Lou:
Thank you but I do live in the general neighborhood and have been around here a while. If somebody's going to write a book on Crump a la Geoff Shackelford's "Cypress Point" or what you suggested it should definitely be Geoff Shackelford himself. I might write a lot on here but he's a much better writer than I am and a much better researcher too!
There already are a couple of books on Pine Valley and most of its history with some mention of its architectural creation and evolution--Warner Shelly's "Pine Valley Golf Club-A Chronicle" and Jim Finegan's recent "Pine Valley Golf Club--A Unique Haven of the Game".
But I think I learned from my "Gulph Mills Design Evolution-1919-1999" booklet that when it comes to analyzing how things happen in golf architecture and how it evolves, you have to leave no stone unturned. Things happen in strange ways sometimes and for odd reasons--reasons most people don't realize and many times for reasons far simpler or more mundane than we think now.

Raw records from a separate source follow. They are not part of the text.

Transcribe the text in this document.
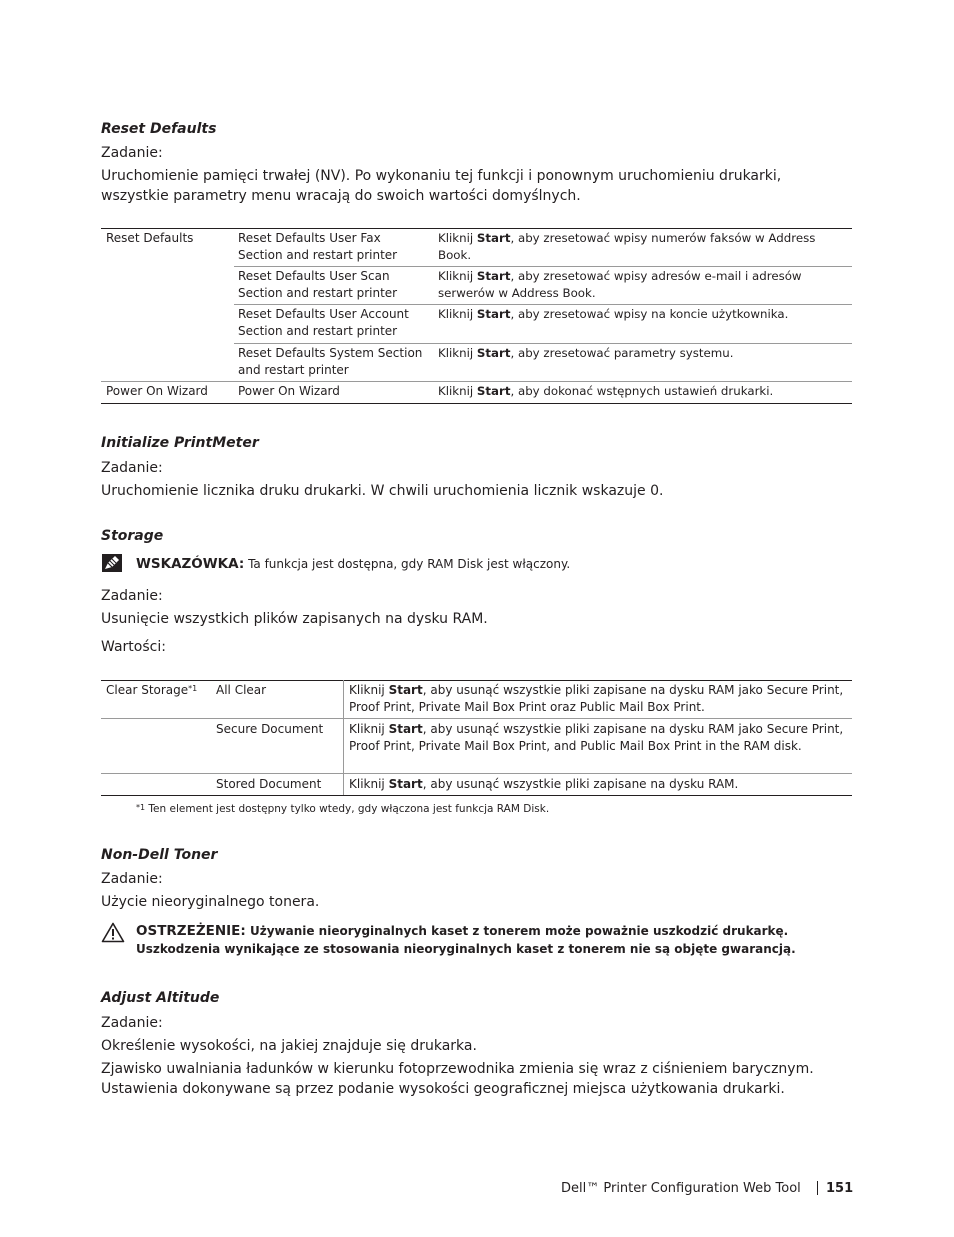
Reset Defaults
Zadanie:
Uruchomienie pamięci trwałej (NV). Po wykonaniu tej funkcji i ponownym uruchomieniu drukarki,
wszystkie parametry menu wracają do swoich wartości domyślnych.
Reset Defaults
Power On Wizard
Reset Defaults User Fax Section and restart printer
Reset Defaults User Scan Section and restart printer
Reset Defaults User Account Section and restart printer
Reset Defaults System Section and restart printer
Power On Wizard
Kliknij Start, aby zresetować wpisy numerów faksów w Address Book.
Kliknij Start, aby zresetować wpisy adresów e-mail i adresów serwerów w Address Book.
Kliknij Start, aby zresetować wpisy na koncie użytkownika.
Kliknij Start, aby zresetować parametry systemu.
Kliknij Start, aby dokonać wstępnych ustawień drukarki.
Initialize PrintMeter
Zadanie:
Uruchomienie licznika druku drukarki. W chwili uruchomienia licznik wskazuje 0.
Storage
WSKAZÓWKA: Ta funkcja jest dostępna, gdy RAM Disk jest włączony.
Zadanie:
Usunięcie wszystkich plików zapisanych na dysku RAM.
Wartości:
Clear Storage$^{*1}$ All Clear
Secure Document
Stored Document
Kliknij Start, aby usunąć wszystkie pliki zapisane na dysku RAM jako Secure Print, Proof Print, Private Mail Box Print oraz Public Mail Box Print.
Kliknij Start, aby usunąć wszystkie pliki zapisane na dysku RAM jako Secure Print, Proof Print, Private Mail Box Print, and Public Mail Box Print in the RAM disk.
Kliknij Start, aby usunąć wszystkie pliki zapisane na dysku RAM.
$^{*1}$ Ten element jest dostępny tylko wtedy, gdy włączona jest funkcja RAM Disk.
Non-Dell Toner
Zadanie:
Użycie nieoryginalnego tonera.
OSTRZEŻENIE: Używanie nieoryginalnych kaset z tonerem może poważnie uszkodzić drukarkę.
Uszkodzenia wynikające ze stosowania nieoryginalnych kaset z tonerem nie są objęte gwarancją.
Adjust Altitude
Zadanie:
Określenie wysokości, na jakiej znajduje się drukarka.
Zjawisko uwalniania ładunków w kierunku fotoprzewodnika zmienia się wraz z ciśnieniem barycznym.
Ustawienia dokonywane są przez podanie wysokości geograficznej miejsca użytkowania drukarki.
Dell™ Printer Configuration Web Tool 151
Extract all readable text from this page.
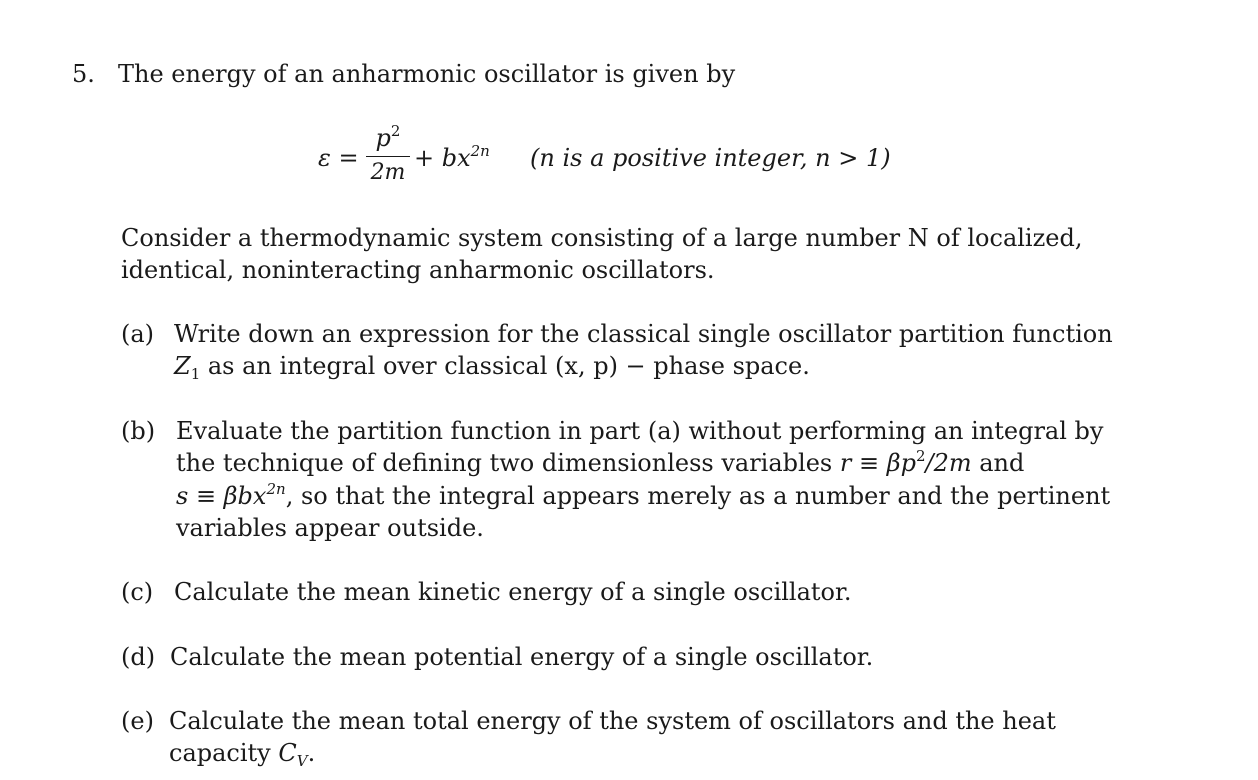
5. The energy of an anharmonic oscillator is given by
ε =
$p^2$
2m
+ $bx^{2n}$ (n is a positive integer, n > 1)
Consider a thermodynamic system consisting of a large number N of localized,
identical, noninteracting anharmonic oscillators.
(a) Write down an expression for the classical single oscillator partition function
$Z_1$ as an integral over classical (x, p) − phase space.
(b) Evaluate the partition function in part (a) without performing an integral by
the technique of defining two dimensionless variables $r \equiv \beta p^2/2m$ and
s ≡ βbx$^{2n}$, so that the integral appears merely as a number and the pertinent
variables appear outside.
(c) Calculate the mean kinetic energy of a single oscillator.
(d) Calculate the mean potential energy of a single oscillator.
(e) Calculate the mean total energy of the system of oscillators and the heat
capacity $C_V$.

It helps to understand routing too and sort of how it works from scratch and how it progresses, connects, disconnects and how balance and variety is always factoring, what the obstacles and sticking points can be and are, how to think about overcoming them or working with them etc, etc and what goes through the mind of a man in Crump's situation.
I think of the way Crump went about doing Pine Valley as doing a bit of an enormous jigsaw puzzle, as I said before, particularly as he went into the conception of it with quite a defined balance and variety, apparently, maybe even too much of one. In this way he didn't make it real easy on himself, in other words! That seemed to be quite a mentality back then to produce something that really tested or examined a golfer's entire game and when you try to specifically space and balance that test conceptually going in, things can get complicated!
And of course he wasn't long into it when the idea of a true championship course was conceived (in the very beginning preconstruction and prepurchase Pine Valley was conceived of as simply a winter course!). Doing his routing seemed quite quick in places, for a while, but then the next parts of adjusting and refining his routing and holes and how the features and playabilities were going to work is to me like fitting rails into long lengths of "in the ground" posts--you have to keep adjusting and fiddling and sometimes you have to take a ton of them out (and Maybe some posts too) and go back and sort of start again. At this point or just before it may have been the time Colt helped him a lot! But I think in the end he went way past Colt's ideas and used, at the least, his own ideas or refinements of them! And frankly, other than the week or two in May of 1913 I'm not sure Colt ever saw Pine Valley again, although his partner Hugh Alison certainly did.
That's the way I think he did it mostly because that's the way you had to do it back then if you were trying to do something where he was the way he was. But the unique thing about Pine Valley, that all should realize, is the amount of time he spent there from beginning to near completion of the course and also the end of his life. He was also apparently an inveterate shot tester and sometimes apparently on his own by his own demand! That too, says a lot.
But Crump was apparently a very generous and accomodating man with his friends and collaborators. I've never seen anything to indicate that he would take the ideas of others in some proprietary way and not give them credit for it--actually quite the opposite! He seemed to have given a number of people credit for things, even conceptual credit for things that he never accepted or things that he changed later. I believe he was very clever that way and that he fully understood the power of public relations and basic advertising!
So it's undeniably evident to me that whereever he got his ideas and from whomever he got them that Crump was indeed the final editor of everything that happened until his sudden death.
And also Crump (and Wilson) were the best examples of what actually is the "Philadelphia School of Architecture" (Crump, Wilson, Flynn, Thomas and Tillinghast). The "Philadephia School" was not actually a style of architecture at all--it was more a time and process of collaboration! And it was that because all these men knew each other well and they did collaborate, of course Pine Valley being the finest and best example of all time. Crump managed to bring almost everyone into the process, from Philly, New York, Boston, Chicago, LA and Europe too!
Time on site and collaboration fascinates me! It never happened before like that and it never happened again like that! I would like to see it happen again, somehow, obviously the collaboration in smaller ways because the process Crump had going would be impossible today. But the time on site is the key too and that can happen again, anywhere, anytime!